Tegenwoordig wordt het probleem van het vinden en ontwikkelen van nieuwe medicijnen - analogen van moderne effectieve medicijnen die bijwerkingen helpen verminderen, de veiligheid van medicamenteuze therapie vergroten en de resistentie van kwaadaardige neoplasma's overwinnen, steeds relevanter. Door het gebruik van synthetische analogen in plaats van natuurlijke medicijnen kunnen we de kosten van hun productie en behandeling verlagen. In het bijzonder worden bij het zoeken naar analogen van biologische agentia de definities "analoog" (analoog) of "verwant" (homoloog) gebruikt. Analoog (analoog) is een geneesmiddel dat een ander bekend geneesmiddel kan vervangen in termen van werking of werkingsprincipe (in overeenstemming met de instructies voor medisch gebruik), maar er niet noodzakelijkerwijs identiek aan is wat betreft fysisch-chemische en farmacologische eigenschappen.

Synoniemen zijn medicijnen die tijdens wetenschappelijk onderzoek zijn gemaakt om een ​​bekend medicijn te vervangen door zijn structurele analoog of familielid.

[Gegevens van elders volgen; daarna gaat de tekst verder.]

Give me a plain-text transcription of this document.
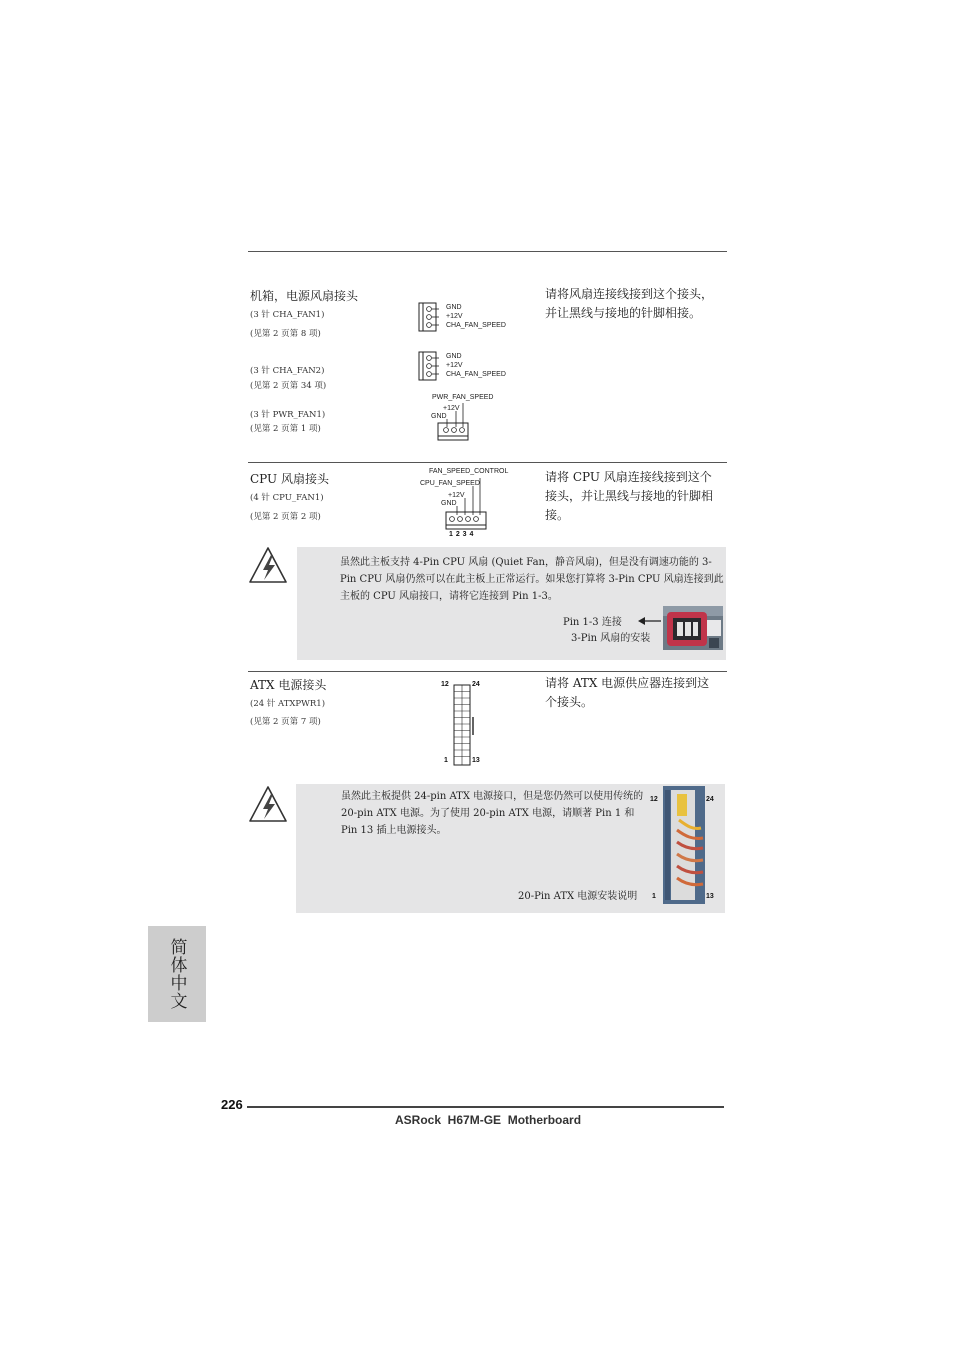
机箱，电源风扇接头
(3 针 CHA_FAN1)
(见第 2 页第 8 项)
(3 针 CHA_FAN2)
(见第 2 页第 34 项)
(3 针 PWR_FAN1)
(见第 2 页第 1 项)
请将风扇连接线接到这个接头，并让黑线与接地的针脚相接。
GND
+12V
CHA_FAN_SPEED
GND
+12V
CHA_FAN_SPEED
PWR_FAN_SPEED
+12V
GND
CPU 风扇接头
(4 针 CPU_FAN1)
(见第 2 页第 2 项)
请将 CPU 风扇连接线接到这个接头，并让黑线与接地的针脚相接。
FAN_SPEED_CONTROL
CPU_FAN_SPEED
+12V
GND
1 2 3 4
虽然此主板支持 4-Pin CPU 风扇 (Quiet Fan，静音风扇)，但是没有调速功能的 3-Pin CPU 风扇仍然可以在此主板上正常运行。如果您打算将 3-Pin CPU 风扇连接到此主板的 CPU 风扇接口，请将它连接到 Pin 1-3。
Pin 1-3 连接
3-Pin 风扇的安装
ATX 电源接头
(24 针 ATXPWR1)
(见第 2 页第 7 项)
请将 ATX 电源供应器连接到这个接头。
12	24
1	13
虽然此主板提供 24-pin ATX 电源接口，但是您仍然可以使用传统的 20-pin ATX 电源。为了使用 20-pin ATX 电源，请顺著 Pin 1 和 Pin 13 插上电源接头。
20-Pin ATX 电源安装说明
12	24
1	13
简体中文
226
ASRock  H67M-GE  Motherboard
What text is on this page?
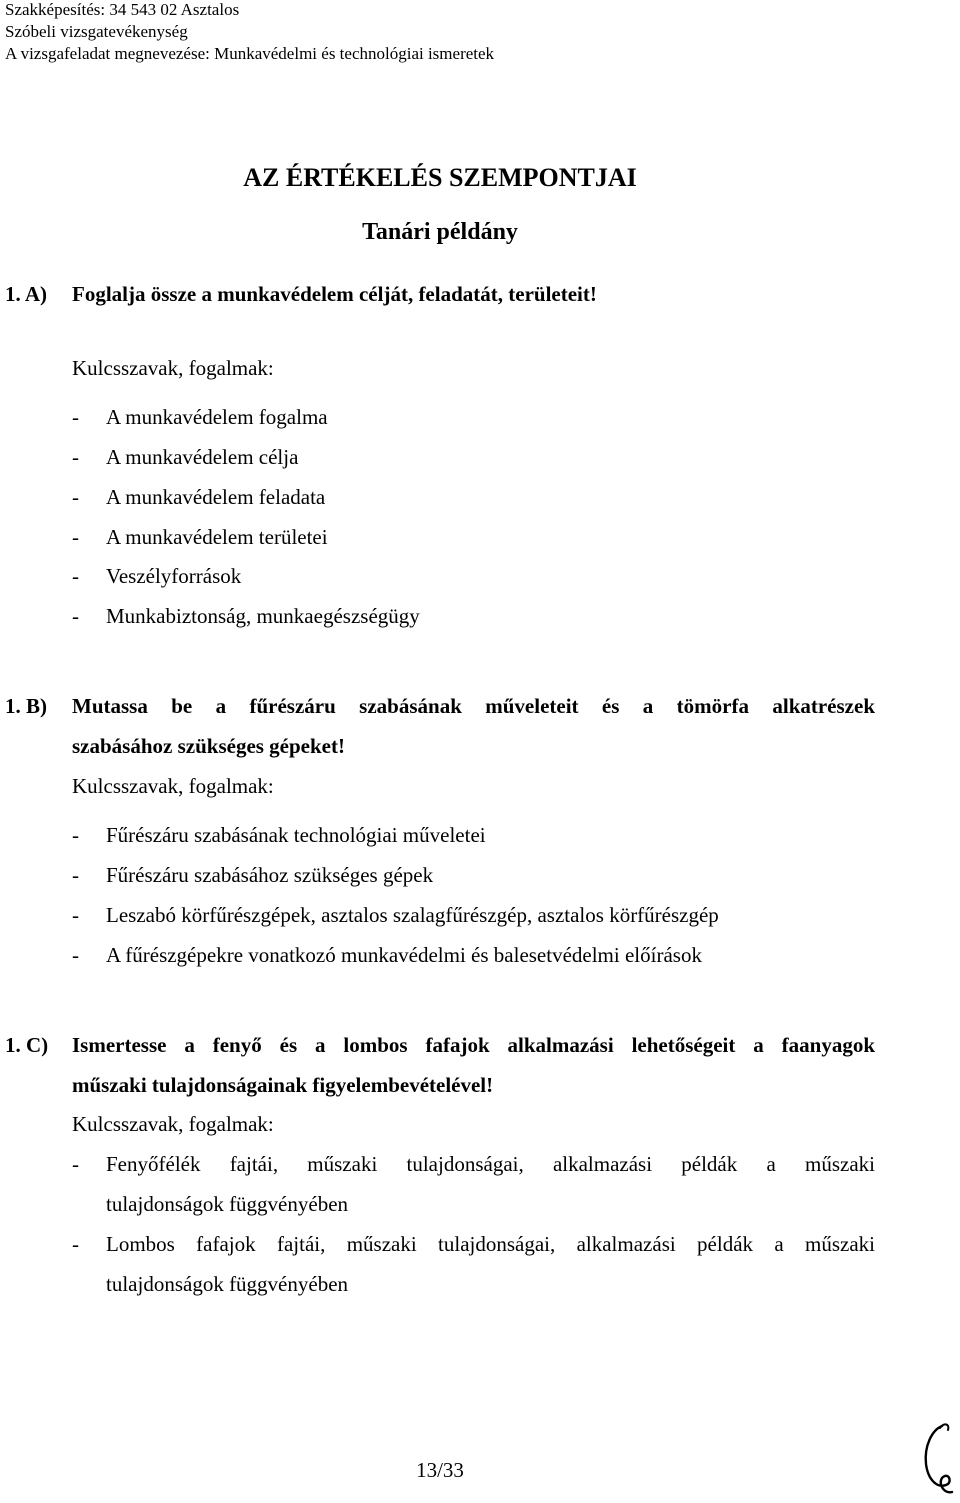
Szakképesítés: 34 543 02 Asztalos
Szóbeli vizsgatevékenység
A vizsgafeladat megnevezése: Munkavédelmi és technológiai ismeretek
AZ ÉRTÉKELÉS SZEMPONTJAI
Tanári példány
1. A) Foglalja össze a munkavédelem célját, feladatát, területeit!
Kulcsszavak, fogalmak:
- A munkavédelem fogalma
- A munkavédelem célja
- A munkavédelem feladata
- A munkavédelem területei
- Veszélyforrások
- Munkabiztonság, munkaegészségügy
1. B) Mutassa be a fűrészáru szabásának műveleteit és a tömörfa alkatrészek
szabásához szükséges gépeket!
Kulcsszavak, fogalmak:
- Fűrészáru szabásának technológiai műveletei
- Fűrészáru szabásához szükséges gépek
- Leszabó körfűrészgépek, asztalos szalagfűrészgép, asztalos körfűrészgép
- A fűrészgépekre vonatkozó munkavédelmi és balesetvédelmi előírások
1. C) Ismertesse a fenyő és a lombos fafajok alkalmazási lehetőségeit a faanyagok
műszaki tulajdonságainak figyelembevételével!
Kulcsszavak, fogalmak:
- Fenyőfélék fajtái, műszaki tulajdonságai, alkalmazási példák a műszaki
tulajdonságok függvényében
- Lombos fafajok fajtái, műszaki tulajdonságai, alkalmazási példák a műszaki
tulajdonságok függvényében
13/33
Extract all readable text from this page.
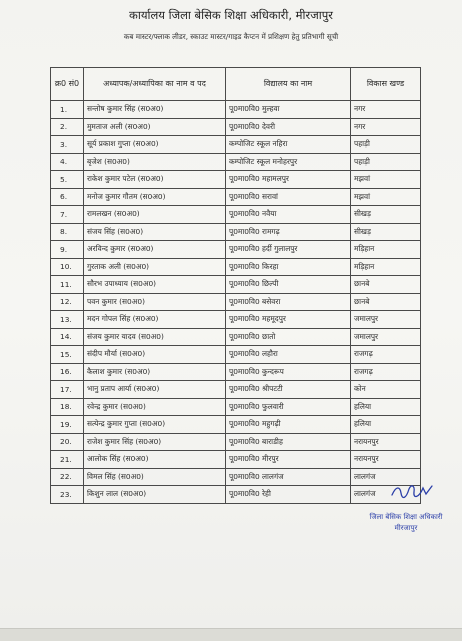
कार्यालय जिला बेसिक शिक्षा अधिकारी, मीरजापुर
कब मास्टर/फ्लाक लीडर, स्काउट मास्टर/गाइड कैप्टन में प्रशिक्षण हेतु प्रतिभागी सूची
क्र0 सं0	अध्यापक/अध्यापिका का नाम व पद	विद्यालय का नाम	विकास खण्ड
1.	सन्तोष कुमार सिंह (स0अ0)	पू0मा0वि0 मुल्हवा	नगर
2.	मुमताज अली (स0अ0)	पू0मा0वि0 देवरी	नगर
3.	सूर्य प्रकाश गुप्ता (स0अ0)	कम्पोजिट स्कूल नहिरा	पहाड़ी
4.	बृजेश (स0अ0)	कम्पोजिट स्कूल मनोहरपुर	पहाड़ी
5.	राकेश कुमार पटेल (स0अ0)	पू0मा0वि0 महामलपुर	मझवां
6.	मनोज कुमार गौतम (स0अ0)	पू0मा0वि0 सरावां	मझवां
7.	रामलखन (स0अ0)	पू0मा0वि0 नवैया	सीखड़
8.	संजय सिंह (स0अ0)	पू0मा0वि0 रामगढ़	सीखड़
9.	अरविन्द कुमार (स0अ0)	पू0मा0वि0 हर्दी गुलालपुर	मड़िहान
10.	गुरताक अली (स0अ0)	पू0मा0वि0 किरहा	मड़िहान
11.	सौरभ उपाध्याय (स0अ0)	पू0मा0वि0 छिल्पी	छानबे
12.	पवन कुमार (स0अ0)	पू0मा0वि0 बसेवरा	छानबे
13.	मदन गोपल सिंह (स0अ0)	पू0मा0वि0 महमूदपुर	जमालपुर
14.	संजय कुमार यादव (स0अ0)	पू0मा0वि0 छातो	जमालपुर
15.	संदीप मौर्या (स0अ0)	पू0मा0वि0 लहौरा	राजगढ़
16.	कैलाश कुमार (स0अ0)	पू0मा0वि0 कुन्दरूप	राजगढ़
17.	भानु प्रताप आर्या (स0अ0)	पू0मा0वि0 श्रीपटटी	कोन
18.	रवेन्द्र कुमार (स0अ0)	पू0मा0वि0 फुलवारी	हलिया
19.	सत्येन्द्र कुमार गुप्ता (स0अ0)	पू0मा0वि0 महुगढ़ी	हलिया
20.	राजेश कुमार सिंह (स0अ0)	पू0मा0वि0 बाराडीह	नरायनपुर
21.	आलोक सिंह (स0अ0)	पू0मा0वि0 मीरपुर	नरायनपुर
22.	विमल सिंह (स0अ0)	पू0मा0वि0 लालगंज	लालगंज
23.	किशुन लाल (स0अ0)	पू0मा0वि0 रेही	लालगंज
जिला बेसिक शिक्षा अधिकारी
मीरजापुर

De verschillen tussen synoniemen en analogen worden gegeven in de instructies voor de geneesmiddelen en bepalen uitsluitend de functionele gelijkenis, maar de verschillen betreffen de biologische beschikbaarheid, farmacokinetiek en biologische effecten als gevolg van variaties in de farmacoforen van de werkzame stof. Met andere woorden, hun functie is hetzelfde, maar de interactie met het orgaan hangt af van het specifieke medicijn. Bij het maken van analogen proberen artsen een medicijn te ontwikkelen waarvan de eigenschappen het meest overeenkomen met de eigenschappen van het oorspronkelijke medicijn en dat niet slechter zou zijn dan dit. Wetenschappers slagen er echter vaak niet in om iets ideaals te bereiken, omdat alles afhangt van de competentie van degenen die de experimenten uitvoeren en van de economische kansen die het farmaceutische bedrijf heeft. Volgens de productiemethode worden analogen onderverdeeld in twee hoofdklassen: - Recombinant (r-analogen). Dit zijn sterk gezuiverde eiwitten die vergelijkbare geneeskrachtige eigenschappen hebben. Ze worden geproduceerd dankzij genetische manipulatie en hebben de minste bijwerkingen. De biologische eigenschappen van synthetische eiwitmoleculen worden voornamelijk bepaald door hun aminozuursequentie. Het spectrum van biologische activiteit van de analoog moet zonder significante verschillen overeenkomen met die van het oorspronkelijke medicijn, daarom worden p-analogen gebruikt voor de ernstigste ziekten, waaronder oncologie. In de oncologie maken ze het gebruik van het medicijn in grote doses mogelijk, omdat bij een hoog eiwitgehalte de verdedigingsmechanismen tegen de afbraak ervan onmiddellijk worden geactiveerd;

- Derivaten (d-analogen). Het achtervoegsel "d" geeft "afgeleide" aan. Deze medicijnen hebben chemische of fysische eigenschappen die vergelijkbaar zijn met hun analogen, maar bevatten extra functionele groepen die ze bepaalde kenmerken geven: anti-aritmisch, neuroleptica, antidiabetica en andere. Bovendien kunnen individuele moleculen van afgeleide stoffen in het lichaam verschillende effecten hebben en zelfs eigenschappen die direct tegengesteld zijn aan elkaar, wat de reden is geworden voor het verbod op het gebruik ervan in de oncologie. Bovendien is het vrijwel onmogelijk om de mogelijke bijwerkingen van dergelijke ‘derivaten’ te voorspellen.